There are many customers like that. That seem a little off. A little peculiar. She can never really put her finger on it. There was that man who she swore had pointed ears or the woman that had tattoos in a language she had never seen.
Some customers haunt her more than others. She remembers the man that came in on a rainy day in April. She thinks he looks as if someone took a man and stretched him out like taffy. He is all limbs, skin stretched over brittle bone. He swings his arms as he walks. The second thing she notices is his grin. This too looks as if it has been stretched unnaturally across his face. He only stays for a moment before leaving. She resolves to never think about the strange man, but she wakes up at night occasionally with the memory of his face. She thinks of something her grandmother told her and lines salt on the window sills. It seems to ease her mind.
There was also the old man with a long white beard that hobbled in. He wasn’t very noticeable, even though the shop never got very many older patrons, except for his attire. He had a large, dark red cap on that seemed to be soaking wet despite the lack of rain. He was singing under his breath a cheerful tune. His humming gave her the chills. He sat at one of the tables, grinning and laughing at nothing. She couldn’t help but notice that when he left his cap had turned a brownish color.

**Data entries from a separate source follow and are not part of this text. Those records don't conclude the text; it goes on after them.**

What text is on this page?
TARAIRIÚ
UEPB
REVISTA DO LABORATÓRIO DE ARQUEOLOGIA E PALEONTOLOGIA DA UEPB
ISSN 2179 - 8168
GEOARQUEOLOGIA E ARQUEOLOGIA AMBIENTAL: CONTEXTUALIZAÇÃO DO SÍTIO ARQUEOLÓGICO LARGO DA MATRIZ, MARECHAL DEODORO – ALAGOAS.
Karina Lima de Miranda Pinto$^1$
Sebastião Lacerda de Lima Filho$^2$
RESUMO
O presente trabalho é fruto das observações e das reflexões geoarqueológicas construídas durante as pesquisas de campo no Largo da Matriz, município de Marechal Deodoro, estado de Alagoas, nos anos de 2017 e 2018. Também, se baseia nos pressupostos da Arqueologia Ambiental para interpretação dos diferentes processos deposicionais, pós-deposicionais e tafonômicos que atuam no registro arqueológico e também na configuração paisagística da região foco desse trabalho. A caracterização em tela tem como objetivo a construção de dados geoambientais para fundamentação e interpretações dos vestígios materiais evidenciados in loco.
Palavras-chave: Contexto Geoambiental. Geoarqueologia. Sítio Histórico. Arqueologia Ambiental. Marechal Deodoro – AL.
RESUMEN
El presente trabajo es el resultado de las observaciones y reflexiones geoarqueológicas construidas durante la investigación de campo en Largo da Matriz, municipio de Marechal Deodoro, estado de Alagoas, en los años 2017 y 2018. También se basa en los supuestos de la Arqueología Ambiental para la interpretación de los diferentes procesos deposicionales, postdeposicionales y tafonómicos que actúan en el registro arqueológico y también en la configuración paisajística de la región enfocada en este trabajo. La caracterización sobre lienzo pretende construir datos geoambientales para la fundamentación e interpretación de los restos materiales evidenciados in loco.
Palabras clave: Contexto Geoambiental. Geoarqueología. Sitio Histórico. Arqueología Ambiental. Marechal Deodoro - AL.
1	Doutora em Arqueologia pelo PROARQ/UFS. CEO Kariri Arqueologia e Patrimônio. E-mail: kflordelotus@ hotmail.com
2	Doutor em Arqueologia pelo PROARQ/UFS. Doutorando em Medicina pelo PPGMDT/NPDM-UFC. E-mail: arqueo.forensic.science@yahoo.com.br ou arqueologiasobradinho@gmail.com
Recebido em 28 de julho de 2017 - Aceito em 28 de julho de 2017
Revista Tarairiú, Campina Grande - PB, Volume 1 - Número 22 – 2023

Even stranger, later that day two professional-looking people came into the store. A man and a woman. The man had a large briefcase. They scanned the shop and came up to her. Something about their faces were blurry. She couldn’t maintain eye contact. They asked if she had seen an older man with a red cap. She nodded and blinked. They were gone. Later in the news she saw that he was arrested for murdering a family.
After that, people in suits would come into her store. They rarely buy anything and only sometimes ask after someone. She tries to look them in the face but every time she forgets, and their details slip away from her.
Sometimes she wonders at all these strange patrons. In her rare more fanciful moods, she likes to imagine that they are supernatural creatures. She likes her job and she likes her stories more. In this quiet coffee shop sometimes playing make-believe adds some magic to her day.
Quiet and unassuming. The coffee shop is just like the many others scattered across this city. The barista fades into the background yet again. Another day of customers and stories to discover.